An elaborate look into Adam’s schizophrenic mind. The reading experience is extraordinary. It was hilarious, heartbreaking and yet once again, very eye-opening.
“Harry ended up being fine. Nobody sent him to therapy or tried to give him pills. He just got to live in a world where everything he thought he’d heard and seen turned out to be real. Lucky bastard.”
It reminds me of Made You Up by Francesca Zappia which is up to now still in my top five favorite YA contemporaries and which portrayed a teenage girl’s schizophrenic mind. I’m very glad to finally have the perspective of a male character on the same issue. Words on the Bathroom Walls has now a spot in that same list too.
“And sometimes it’s just a feeling that someone somewhere is watching me, which I know is ridiculous. Why would anyone bother, right?”
It’s probably wrong to react this way but do forgive me if the contents of Adam’s journal entries he submits to his psychiatrist entertain me to no end. Being in Adam’s mind is a lot like watching a movie that congregates all genres but mostly comedy and fantasy. Except for Adam himself, I know it’s not at all amusing. It’s enough to make him sometimes think of shutting himself off completely. *sniffs* I couldn’t imagine how hard it must be but to Adam and for those who have the same condition as his to live life when there is always someone whispering (or yelling) to your ear what to do.
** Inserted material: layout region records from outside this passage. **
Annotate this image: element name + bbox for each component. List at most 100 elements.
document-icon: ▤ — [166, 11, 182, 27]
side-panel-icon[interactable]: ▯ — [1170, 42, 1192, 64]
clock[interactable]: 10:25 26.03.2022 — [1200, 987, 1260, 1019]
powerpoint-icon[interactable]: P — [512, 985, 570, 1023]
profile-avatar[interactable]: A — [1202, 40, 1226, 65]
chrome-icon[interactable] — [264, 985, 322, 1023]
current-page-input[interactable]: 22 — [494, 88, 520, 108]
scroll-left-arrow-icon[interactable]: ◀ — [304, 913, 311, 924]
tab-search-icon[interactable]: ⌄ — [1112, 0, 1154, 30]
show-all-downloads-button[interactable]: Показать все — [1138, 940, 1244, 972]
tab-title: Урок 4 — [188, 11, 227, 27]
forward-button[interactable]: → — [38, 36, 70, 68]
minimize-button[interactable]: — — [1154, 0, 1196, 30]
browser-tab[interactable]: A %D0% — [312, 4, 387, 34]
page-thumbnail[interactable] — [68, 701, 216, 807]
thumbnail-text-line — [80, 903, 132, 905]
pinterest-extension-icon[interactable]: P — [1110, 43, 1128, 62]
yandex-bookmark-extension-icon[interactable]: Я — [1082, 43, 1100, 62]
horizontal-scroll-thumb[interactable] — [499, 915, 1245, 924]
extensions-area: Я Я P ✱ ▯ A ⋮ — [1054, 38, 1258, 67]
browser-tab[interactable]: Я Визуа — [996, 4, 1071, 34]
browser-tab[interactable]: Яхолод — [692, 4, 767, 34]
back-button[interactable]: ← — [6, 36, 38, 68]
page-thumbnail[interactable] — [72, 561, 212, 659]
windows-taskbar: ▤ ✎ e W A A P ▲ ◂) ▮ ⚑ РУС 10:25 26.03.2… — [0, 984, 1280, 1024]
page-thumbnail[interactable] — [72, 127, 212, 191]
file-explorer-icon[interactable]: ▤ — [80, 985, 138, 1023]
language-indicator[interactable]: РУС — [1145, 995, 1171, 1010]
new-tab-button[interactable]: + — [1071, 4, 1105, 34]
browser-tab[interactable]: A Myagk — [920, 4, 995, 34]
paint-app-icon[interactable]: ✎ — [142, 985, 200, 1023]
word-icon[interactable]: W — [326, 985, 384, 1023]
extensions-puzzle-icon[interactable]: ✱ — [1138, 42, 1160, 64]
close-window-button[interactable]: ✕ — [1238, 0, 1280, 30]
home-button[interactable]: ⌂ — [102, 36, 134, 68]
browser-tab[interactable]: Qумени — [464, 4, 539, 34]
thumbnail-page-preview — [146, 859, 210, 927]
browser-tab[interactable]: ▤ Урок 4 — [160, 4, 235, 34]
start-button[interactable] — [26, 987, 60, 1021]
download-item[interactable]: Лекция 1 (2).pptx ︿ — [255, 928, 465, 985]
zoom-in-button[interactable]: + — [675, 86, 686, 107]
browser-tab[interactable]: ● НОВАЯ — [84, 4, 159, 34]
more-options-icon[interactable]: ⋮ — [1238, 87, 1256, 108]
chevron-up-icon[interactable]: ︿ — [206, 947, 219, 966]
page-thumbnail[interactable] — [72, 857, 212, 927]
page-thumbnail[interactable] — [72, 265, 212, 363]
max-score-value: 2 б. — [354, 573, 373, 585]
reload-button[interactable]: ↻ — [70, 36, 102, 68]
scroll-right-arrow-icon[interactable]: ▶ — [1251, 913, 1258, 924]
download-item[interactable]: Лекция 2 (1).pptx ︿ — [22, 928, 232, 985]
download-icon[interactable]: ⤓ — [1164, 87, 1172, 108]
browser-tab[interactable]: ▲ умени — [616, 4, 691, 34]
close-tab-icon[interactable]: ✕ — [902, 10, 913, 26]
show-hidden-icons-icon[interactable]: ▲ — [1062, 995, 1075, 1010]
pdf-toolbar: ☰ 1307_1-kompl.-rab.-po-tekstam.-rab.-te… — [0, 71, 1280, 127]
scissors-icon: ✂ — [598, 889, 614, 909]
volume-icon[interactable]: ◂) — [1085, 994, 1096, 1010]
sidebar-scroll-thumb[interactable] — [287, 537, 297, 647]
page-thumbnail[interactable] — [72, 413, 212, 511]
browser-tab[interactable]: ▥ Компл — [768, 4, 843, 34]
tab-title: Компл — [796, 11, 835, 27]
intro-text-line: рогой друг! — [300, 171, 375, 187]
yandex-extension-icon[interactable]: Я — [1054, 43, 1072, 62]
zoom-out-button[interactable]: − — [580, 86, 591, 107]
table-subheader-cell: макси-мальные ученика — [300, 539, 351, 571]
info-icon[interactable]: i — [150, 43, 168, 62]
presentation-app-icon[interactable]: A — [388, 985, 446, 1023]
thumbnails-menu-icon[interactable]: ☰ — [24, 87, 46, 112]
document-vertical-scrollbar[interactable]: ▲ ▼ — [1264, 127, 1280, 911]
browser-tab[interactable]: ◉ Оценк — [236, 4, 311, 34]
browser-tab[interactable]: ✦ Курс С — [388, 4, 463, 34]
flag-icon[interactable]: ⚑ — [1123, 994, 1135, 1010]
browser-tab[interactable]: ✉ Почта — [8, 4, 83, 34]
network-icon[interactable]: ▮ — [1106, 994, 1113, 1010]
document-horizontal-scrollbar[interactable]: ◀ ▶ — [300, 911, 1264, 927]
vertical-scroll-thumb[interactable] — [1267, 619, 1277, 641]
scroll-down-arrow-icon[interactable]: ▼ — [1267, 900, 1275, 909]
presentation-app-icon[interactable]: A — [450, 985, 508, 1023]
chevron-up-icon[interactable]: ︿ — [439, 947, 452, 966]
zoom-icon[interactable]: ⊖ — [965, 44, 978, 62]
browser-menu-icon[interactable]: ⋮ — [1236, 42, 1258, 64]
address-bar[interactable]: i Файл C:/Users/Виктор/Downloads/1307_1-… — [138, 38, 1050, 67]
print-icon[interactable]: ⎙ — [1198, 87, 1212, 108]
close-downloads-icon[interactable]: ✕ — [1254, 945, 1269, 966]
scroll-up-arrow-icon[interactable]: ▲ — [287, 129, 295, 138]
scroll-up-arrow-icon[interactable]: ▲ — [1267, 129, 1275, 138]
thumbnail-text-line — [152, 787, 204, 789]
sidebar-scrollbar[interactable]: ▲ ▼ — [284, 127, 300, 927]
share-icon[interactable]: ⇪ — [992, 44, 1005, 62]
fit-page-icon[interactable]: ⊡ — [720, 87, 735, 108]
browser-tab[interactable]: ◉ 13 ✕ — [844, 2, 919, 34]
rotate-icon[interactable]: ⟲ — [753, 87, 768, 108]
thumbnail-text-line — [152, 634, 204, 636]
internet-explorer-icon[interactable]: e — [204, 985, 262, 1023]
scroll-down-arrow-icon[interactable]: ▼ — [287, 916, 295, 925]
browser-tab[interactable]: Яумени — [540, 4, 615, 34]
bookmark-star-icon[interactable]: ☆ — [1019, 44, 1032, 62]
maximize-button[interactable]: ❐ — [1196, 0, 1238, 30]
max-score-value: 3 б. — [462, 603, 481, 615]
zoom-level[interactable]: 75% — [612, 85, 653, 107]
I empathize with him deeply and I wish there was anything I could do to make him feel better. I’m just glad the brilliantly perceptive Maya who I adore so much (and who is a Filipino so yay!) is always there to provide interesting distraction and I’m very happy that Adam has the right people (amazingly supportive parents and the sweetest geeky best friend) in his life who accept and love everything about him.
I also have to say how much I appreciate Adam’s head on approach in coping with his mental condition.
“I still see things I know I shouldn’t be seeing. The difference is that I know I shouldn’t be seeing them.”
Afraid of coming off as a jerk, he would even acknowledge the presence of the familiar cast of characters in his elaborate hallucinations.
“I won’t call them hallucinations anymore. It doesn’t really seem fair. They’re just corporeally challenged. Learned that from Harry Potter, too. J.K. Rowling is a fucking genius. Anyone who doesn’t think so is crazy.”
Most importantly, the book guides readers on how to connect with people who have schizophrenia, that what they need isn’t pity but understanding of how they see the world differently, that there is no reason to fear them and that they should earn the same sympathy as anyone who has any other kind of physical illness and as any person deserves. Do I still need to say it? Read it!